第38節 明徳殿の女官
秋風に乗って、明徳殿に笑い声が響く。声の主は殿舎の主人である太妃と、孫の弦朗君であった。
「海星のよく気が付くこと仕事の的確なこと、さすが光山府のお仕込みと見える」
弦朗君は額をかいた。
「いえ、この子のもともと持っていた資質ですよ。それに、私がぼうっとしているうちに、我が府の者達が寄ってたかって育て上げてしまった次第で…」
笑みをこらえ澄ました顔で侍立しているレツィンに、弦朗君は声をかけた。かつての主君の瞳には、悪戯気が浮かんでいる。
「もうすっかり海星も『女官顔』になったね」
「?……女官顔ですか?何のことでしょう」
「そう、権高くて、つんとした顔つきのことを『女官顔』というのさ」
「まあ、弦朗君様!」
レツィンの怒った声に、柳眉を逆立てた他の女官達の抗議も重なる。
「ははは、昔のレツィンに戻った」
レツィンは照れながらも、この人に対する叶わぬ想いを思い出していた。

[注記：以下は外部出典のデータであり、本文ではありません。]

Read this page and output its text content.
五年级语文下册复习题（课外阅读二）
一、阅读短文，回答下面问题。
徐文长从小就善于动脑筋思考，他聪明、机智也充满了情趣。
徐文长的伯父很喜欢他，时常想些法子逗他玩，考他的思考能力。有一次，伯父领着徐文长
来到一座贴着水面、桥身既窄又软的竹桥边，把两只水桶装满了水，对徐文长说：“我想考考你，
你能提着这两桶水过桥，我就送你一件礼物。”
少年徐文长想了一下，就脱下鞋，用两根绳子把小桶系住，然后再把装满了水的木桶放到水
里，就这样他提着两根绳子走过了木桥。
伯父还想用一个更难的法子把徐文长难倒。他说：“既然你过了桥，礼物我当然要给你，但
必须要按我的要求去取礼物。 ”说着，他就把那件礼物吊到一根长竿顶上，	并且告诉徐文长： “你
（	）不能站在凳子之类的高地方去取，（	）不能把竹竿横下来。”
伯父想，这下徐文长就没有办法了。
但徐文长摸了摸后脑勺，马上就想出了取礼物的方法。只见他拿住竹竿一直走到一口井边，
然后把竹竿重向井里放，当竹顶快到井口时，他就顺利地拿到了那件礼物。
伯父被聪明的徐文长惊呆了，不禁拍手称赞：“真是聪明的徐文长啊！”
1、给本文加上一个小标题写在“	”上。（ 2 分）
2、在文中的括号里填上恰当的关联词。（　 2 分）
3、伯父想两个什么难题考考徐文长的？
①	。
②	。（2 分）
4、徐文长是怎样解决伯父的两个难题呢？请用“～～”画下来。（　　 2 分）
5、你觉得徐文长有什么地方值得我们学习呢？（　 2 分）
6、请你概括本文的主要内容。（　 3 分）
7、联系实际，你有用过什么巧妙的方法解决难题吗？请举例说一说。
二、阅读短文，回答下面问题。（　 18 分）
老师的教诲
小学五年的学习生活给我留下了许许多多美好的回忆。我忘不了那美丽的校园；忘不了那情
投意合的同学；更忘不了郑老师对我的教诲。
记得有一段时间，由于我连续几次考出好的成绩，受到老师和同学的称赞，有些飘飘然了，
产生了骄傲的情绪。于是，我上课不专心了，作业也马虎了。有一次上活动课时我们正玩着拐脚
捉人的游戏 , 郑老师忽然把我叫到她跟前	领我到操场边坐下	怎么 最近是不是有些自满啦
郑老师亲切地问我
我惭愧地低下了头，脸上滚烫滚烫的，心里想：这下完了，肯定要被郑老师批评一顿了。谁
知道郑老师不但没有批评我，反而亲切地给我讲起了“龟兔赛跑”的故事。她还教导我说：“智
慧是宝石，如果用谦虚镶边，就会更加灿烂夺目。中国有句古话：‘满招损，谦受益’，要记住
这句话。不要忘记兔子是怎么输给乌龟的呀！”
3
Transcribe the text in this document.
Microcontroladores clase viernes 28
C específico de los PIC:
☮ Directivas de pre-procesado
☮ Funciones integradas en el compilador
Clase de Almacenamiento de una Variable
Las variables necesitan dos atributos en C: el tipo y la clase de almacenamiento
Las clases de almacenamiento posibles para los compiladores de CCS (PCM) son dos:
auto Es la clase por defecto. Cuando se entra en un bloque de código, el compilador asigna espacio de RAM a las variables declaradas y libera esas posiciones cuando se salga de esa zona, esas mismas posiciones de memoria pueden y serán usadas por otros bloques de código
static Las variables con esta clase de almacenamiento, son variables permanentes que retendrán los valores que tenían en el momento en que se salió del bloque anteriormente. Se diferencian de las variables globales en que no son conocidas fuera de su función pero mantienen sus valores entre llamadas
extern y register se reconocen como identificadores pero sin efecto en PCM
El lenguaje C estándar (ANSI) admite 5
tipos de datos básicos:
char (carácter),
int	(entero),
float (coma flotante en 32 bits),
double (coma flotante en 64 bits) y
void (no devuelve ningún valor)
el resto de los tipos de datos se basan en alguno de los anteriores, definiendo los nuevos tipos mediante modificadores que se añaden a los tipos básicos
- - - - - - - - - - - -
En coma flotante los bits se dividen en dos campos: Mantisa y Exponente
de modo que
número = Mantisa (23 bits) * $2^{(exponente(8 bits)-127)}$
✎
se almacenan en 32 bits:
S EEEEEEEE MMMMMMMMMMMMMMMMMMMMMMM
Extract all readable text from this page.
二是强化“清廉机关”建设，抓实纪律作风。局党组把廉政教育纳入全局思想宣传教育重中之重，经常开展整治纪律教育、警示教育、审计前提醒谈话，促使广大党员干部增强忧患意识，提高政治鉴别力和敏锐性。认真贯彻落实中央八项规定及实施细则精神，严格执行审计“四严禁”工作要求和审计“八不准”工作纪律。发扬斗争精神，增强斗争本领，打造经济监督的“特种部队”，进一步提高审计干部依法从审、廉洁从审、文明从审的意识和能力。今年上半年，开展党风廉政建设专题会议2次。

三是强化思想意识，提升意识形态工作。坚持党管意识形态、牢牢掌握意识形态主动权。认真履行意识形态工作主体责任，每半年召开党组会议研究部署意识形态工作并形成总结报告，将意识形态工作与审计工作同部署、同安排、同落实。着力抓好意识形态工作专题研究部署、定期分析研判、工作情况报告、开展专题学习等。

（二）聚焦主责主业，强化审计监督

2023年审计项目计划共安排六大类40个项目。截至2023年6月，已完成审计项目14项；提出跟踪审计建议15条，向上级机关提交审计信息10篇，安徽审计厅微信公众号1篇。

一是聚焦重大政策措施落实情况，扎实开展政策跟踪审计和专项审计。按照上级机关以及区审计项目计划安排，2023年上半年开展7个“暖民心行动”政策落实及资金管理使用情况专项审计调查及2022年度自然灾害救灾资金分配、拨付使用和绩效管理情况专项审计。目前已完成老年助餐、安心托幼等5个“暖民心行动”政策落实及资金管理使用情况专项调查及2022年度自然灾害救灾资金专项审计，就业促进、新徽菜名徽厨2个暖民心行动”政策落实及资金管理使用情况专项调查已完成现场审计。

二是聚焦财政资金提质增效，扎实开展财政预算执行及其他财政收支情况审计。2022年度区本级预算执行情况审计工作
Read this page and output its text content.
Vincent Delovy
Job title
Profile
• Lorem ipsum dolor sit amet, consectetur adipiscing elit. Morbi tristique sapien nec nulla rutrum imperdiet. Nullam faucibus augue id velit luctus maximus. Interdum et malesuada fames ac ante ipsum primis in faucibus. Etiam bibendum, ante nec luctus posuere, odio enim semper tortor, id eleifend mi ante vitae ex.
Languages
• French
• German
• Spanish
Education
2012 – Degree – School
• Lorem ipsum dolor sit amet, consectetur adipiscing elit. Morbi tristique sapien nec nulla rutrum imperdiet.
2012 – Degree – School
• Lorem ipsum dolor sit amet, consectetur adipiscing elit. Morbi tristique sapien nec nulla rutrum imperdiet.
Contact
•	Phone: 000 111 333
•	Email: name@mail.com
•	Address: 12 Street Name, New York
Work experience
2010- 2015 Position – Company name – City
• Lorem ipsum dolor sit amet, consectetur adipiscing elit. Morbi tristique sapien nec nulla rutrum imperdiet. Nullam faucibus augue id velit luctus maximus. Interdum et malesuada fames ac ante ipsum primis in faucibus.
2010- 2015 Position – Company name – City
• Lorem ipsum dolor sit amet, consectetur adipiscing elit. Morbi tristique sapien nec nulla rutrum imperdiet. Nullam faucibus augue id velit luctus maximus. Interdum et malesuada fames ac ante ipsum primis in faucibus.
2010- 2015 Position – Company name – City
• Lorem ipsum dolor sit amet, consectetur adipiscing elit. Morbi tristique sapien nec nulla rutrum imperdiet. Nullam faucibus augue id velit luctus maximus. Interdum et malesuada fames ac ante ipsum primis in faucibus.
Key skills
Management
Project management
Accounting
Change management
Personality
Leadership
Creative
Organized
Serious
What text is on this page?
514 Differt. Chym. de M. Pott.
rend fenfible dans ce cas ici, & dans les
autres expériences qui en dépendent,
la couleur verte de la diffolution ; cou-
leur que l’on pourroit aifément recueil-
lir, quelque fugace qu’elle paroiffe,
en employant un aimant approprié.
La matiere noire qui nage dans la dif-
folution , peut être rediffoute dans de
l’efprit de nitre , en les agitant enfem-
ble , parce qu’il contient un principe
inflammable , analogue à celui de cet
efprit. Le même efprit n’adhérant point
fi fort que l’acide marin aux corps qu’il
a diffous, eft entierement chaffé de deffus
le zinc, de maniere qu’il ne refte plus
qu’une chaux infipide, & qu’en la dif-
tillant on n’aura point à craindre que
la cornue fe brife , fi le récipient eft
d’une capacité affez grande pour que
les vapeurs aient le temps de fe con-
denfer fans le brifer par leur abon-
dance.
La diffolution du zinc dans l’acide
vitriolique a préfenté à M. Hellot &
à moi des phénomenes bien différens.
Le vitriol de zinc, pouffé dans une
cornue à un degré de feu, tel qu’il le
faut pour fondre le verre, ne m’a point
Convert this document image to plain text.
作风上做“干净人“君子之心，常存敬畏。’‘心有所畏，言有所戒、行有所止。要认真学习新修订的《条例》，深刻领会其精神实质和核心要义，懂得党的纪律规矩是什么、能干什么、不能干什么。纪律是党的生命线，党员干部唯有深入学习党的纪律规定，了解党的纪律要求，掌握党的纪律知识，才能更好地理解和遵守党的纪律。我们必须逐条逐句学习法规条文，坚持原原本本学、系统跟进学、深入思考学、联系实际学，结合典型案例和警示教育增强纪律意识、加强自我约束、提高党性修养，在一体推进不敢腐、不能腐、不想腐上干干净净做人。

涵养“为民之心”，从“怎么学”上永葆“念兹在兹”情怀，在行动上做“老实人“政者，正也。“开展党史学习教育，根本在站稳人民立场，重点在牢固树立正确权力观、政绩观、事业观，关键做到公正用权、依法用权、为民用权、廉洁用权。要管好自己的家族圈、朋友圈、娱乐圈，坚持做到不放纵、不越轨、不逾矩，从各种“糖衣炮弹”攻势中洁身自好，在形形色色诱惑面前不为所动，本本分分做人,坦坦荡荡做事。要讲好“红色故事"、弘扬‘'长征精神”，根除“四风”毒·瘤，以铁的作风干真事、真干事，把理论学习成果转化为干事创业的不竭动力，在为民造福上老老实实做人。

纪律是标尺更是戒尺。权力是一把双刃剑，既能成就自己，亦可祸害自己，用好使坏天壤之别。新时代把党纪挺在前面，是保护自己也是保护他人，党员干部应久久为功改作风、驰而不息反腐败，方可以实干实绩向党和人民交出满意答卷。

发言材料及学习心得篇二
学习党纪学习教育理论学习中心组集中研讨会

女官の名を賜ったことでその恋は終わりを告げ、いまは懐かしく、暖かな思い出となっている。
「そうだ。何時だったか、海星に絵を描いてあげる約束をしていたね…どれ、今日は秋天高くといった塩梅だから、お祖母様のお許しを得てここの庭で描いてみせようか」
――はて、絵の約束などしたかしら?
レツィンは首を捻ったが、明徳太妃に準備を促され、殿庭に卓と椅子を並べ、筆や紙など文房一式の箱を置いた。
「さあ、何を描こうか…四君子の絵はもう飽き飽きだな、いっそのこと神獣や妖怪の絵とか、かえって海星らしくて楽しいかもねえ。でもおどろおどろしいから、壁には飾ってくれないかな?それにしても、忝くもこれだけの上質な紙、墨のおりの良い硯を使わせていただきながら、描くものが妖怪の絵とは、太妃様からおしかりを頂戴するかもしれないけれども」
かつての主従で積もる話もあろうから――。
太妃のそんな配慮でレツィン一人を脇に侍らせ、弦朗君はうきうきした口調で、流れるように次々と動植物や妖怪の絵を仕上げていく。レツィンは元の主君の優しさと絵の変わらぬ技量に感心すると同時に、そのいささか突飛とも思える言動には疑念を抱かざるを得なかった。
「さあどうしよう、『帝江』は描きやすいが、『魁星』はちょっとやっかいだね…」
傍らのレツィンに話しかけながら、弦朗君の右手は忙しく動き、いっぽう左手はさっと絵の上に一枚の小さな紙を置く。それには、あらかじめ何かが走り書きされていた。不思議に思い、レツィンは覗き込む。
〔――敏の姿が消えた〕
それはまさしく弦朗君の麗筆である。レツィンは驚きの声を喉に押し戻すのに、多大の労力を要した。だが、書いた当人は鼻歌を歌いそうな勢いで次々と絵を描いていく。そして、また次の走り書きが卓に乗る。
〔密かに探させているが釣果なし。承徳も心配している〕
そしてやおら大きな声で、
「やれやれ、描き損じがこんなに出てしまった。すまないが、手桶に火を起こしてきてくれるかい?」
レツィンが急いで炭の熾った手桶を持って戻ると、弦朗君は「これは駄目」「あれも上手く書けていない」と言いながら、走り書きを巧妙に混ぜて燃やし、レツィンのための数枚を除き全て灰になるのを見届けたのち、そしらぬ顔でぱっと席を立った。